Abstract
Background:
We hypothesized that neuropsychological tests could help in identifying preclinical stages of vascular cognitive impairment, when aspirin use might be associated with lower dementia incidence.
Methods:
We used data of Canadian Study of Health and Aging (CSHA) which was a longitudinal study of Canadians older than 65 years and was done in 3 waves, 1991 to 1992 (CSHA-1), 1996 to 1997 (CSHA-2), and 2001 to 2002.
Results:
CSHA-1 participants with vascular dementia performed worse in copying pentagons and writing subtests of modified Mini-Mental State Examination test than participants with probable Alzheimer’s disease. Salicylates use was associated with lower incident dementia among normal cognition CSHA-1 participants who had low scores in copying pentagons and writing subtests after controlling for age, sex, education, and vascular risk factors (odds ratio = 0.25, 95% confidence interval: 0.073-0.86, P = .028).
Conclusions:
Two simple neuropsychological tests might help in identifying preclinical stages of vascular cognitive impairment, and salicylates use was associated with lower dementia incidence.

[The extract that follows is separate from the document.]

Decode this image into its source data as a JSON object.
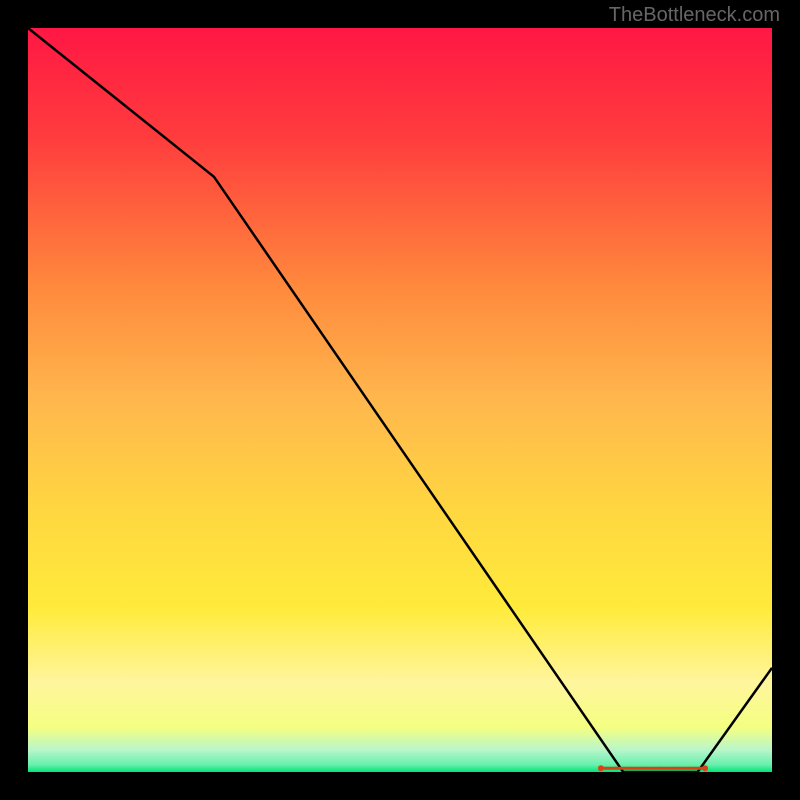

Keywords: dementia, aspirin, prevention, vascular cognitive impairment, vascular dementia, cerebrovascular disorders
Introduction
Longitudinal studies have given conflicting results about the association between aspirin use and dementia incidence. In some studies, aspirin acted as a protective factor, 1 in some as a risk factor, 2 and in some, there was no association. 3,4
Our hypothesis was that aspirin might be associated with lower dementia incidence when overt or hidden vascular pathologies (such as infarcts, 5 microinfarcts, 6 and atherosclerosis 7 ) underlie cognitive decline. To identify individuals with vascular cognitive decline, neuropsychological tests were one of the measures which could be used. 8 Neuropsychological tests at which participants with vascular dementia (VaD) performed worse than participants with Alzheimer’s disease (AD) could be assumed to help in identifying early stages of vascular cognitive impairment. If our hypothesis was true, individual with low scores in those neuropsychological tests would be at early stages of vascular cognitive impairment and would have lower dementia incidence if they were aspirin users.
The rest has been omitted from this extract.